Мы сидели на третьем этаже. То есть весь творческий штат Газеты. Сидели
в отгороженных один от другого стеклянными перегородками загонах: один
отдел - один загон плюс застекленный же ящик для заведующего, кабинет. В
каждом загоне штук по восемь мониторов, столько же кресел - по четыре вдоль
двух столов, спинками одно к другому. Два телефона. Все прозрачно,
американская система, нечего и думать распить здесь бутылочку. Не говоря уж
о том, чтобы согрешить. Даме, чтобы поправить чулок (это образно, конечно,
какие чулки у культурологов), нужно было дойти до туалета в конце коридора.
К тому же в углах под потолком этого разграфленного перегородками зала были
подвешены видеокамеры, с помощью которых люди из секьюрити наблюдали за
происходящим, я, конечно, и об этом долго не подозревал.

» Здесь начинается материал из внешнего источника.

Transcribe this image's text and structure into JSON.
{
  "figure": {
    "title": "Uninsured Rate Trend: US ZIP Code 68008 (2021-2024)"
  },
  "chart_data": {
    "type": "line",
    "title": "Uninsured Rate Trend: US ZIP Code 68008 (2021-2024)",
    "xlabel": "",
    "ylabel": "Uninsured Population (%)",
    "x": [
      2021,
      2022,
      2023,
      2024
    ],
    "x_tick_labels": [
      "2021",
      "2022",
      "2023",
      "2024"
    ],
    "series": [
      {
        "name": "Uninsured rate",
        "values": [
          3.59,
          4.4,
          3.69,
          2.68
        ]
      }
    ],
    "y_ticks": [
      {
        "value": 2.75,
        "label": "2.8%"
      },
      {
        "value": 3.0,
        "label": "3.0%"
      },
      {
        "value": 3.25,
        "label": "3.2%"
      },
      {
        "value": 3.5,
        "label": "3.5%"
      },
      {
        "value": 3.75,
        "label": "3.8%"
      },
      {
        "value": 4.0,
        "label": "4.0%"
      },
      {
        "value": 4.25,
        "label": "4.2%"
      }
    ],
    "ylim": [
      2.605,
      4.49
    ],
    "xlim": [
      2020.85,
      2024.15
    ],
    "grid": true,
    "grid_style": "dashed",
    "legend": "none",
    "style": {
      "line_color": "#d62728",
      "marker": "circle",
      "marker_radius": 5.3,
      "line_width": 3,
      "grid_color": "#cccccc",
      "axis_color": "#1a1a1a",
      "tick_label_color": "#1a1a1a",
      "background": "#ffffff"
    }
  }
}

На втором этаже были службы: оформительская, фотографическая,
рекламная, существовавшие как бы независимо от Газеты, напрямую входя в
холдинг, но обслуживавшие и ее нужды. А также отдел верстки, отдел адресного
рассыла
(три-четыре скромные персоны, и никто не мог бы догадаться, сколь важен
смысл этого подразделения для самого существования Газеты) и - самый
загадочный - отдел рирайта. По-старому это бы называлось корректорской, но
корректоры тоже имелись - отдельно. Рирайтеры же не были и редакторами в
обычном смысле, и я долго пытался усвоить, в чем пафос их работы. Много
позже я догадался, что их наличие никак было не объяснить голой
производственной необходимостью, здесь был расчет психологический, а
деятельность рирайтеров носила в каком-то смысле метафизический характер:
впрочем, мне еще очень многое предстояло узнать.
На первом этаже помещались информационная служба, служба компьютерного
обеспечения, отдел кадров, охрана, а вот о том, что было в здании еще и два
подвальных этажа, один над другим, я тоже узнал много позже...
Я говорю обо всем этом так подробно потому, что на первых порах
устройство Газеты воплощало для меня воочию, сколь изменился окружающий мир.
Когда двадцать лет назад я работал в штате журнала "Юный природовед" - по
образованию я тоже не Лев Толстой, но биолог, точнее, антрополог, и
поскольку с юности пописывал, то сразу после университета стал подвизаться в
журналистике, ну да это уж быльем поросло,- так вот, письменные столы в
нашей крохотной редакции, каждый из которых был закреплен за тем или иным
сотрудником, очищались от завалов бумаг только в случае, если нужно было
нарезать колбасы, чтобы закусить портвейн "777", или подсадить машинистку
(диванов по крайней тесноте и бедности в "Природоведе" не было).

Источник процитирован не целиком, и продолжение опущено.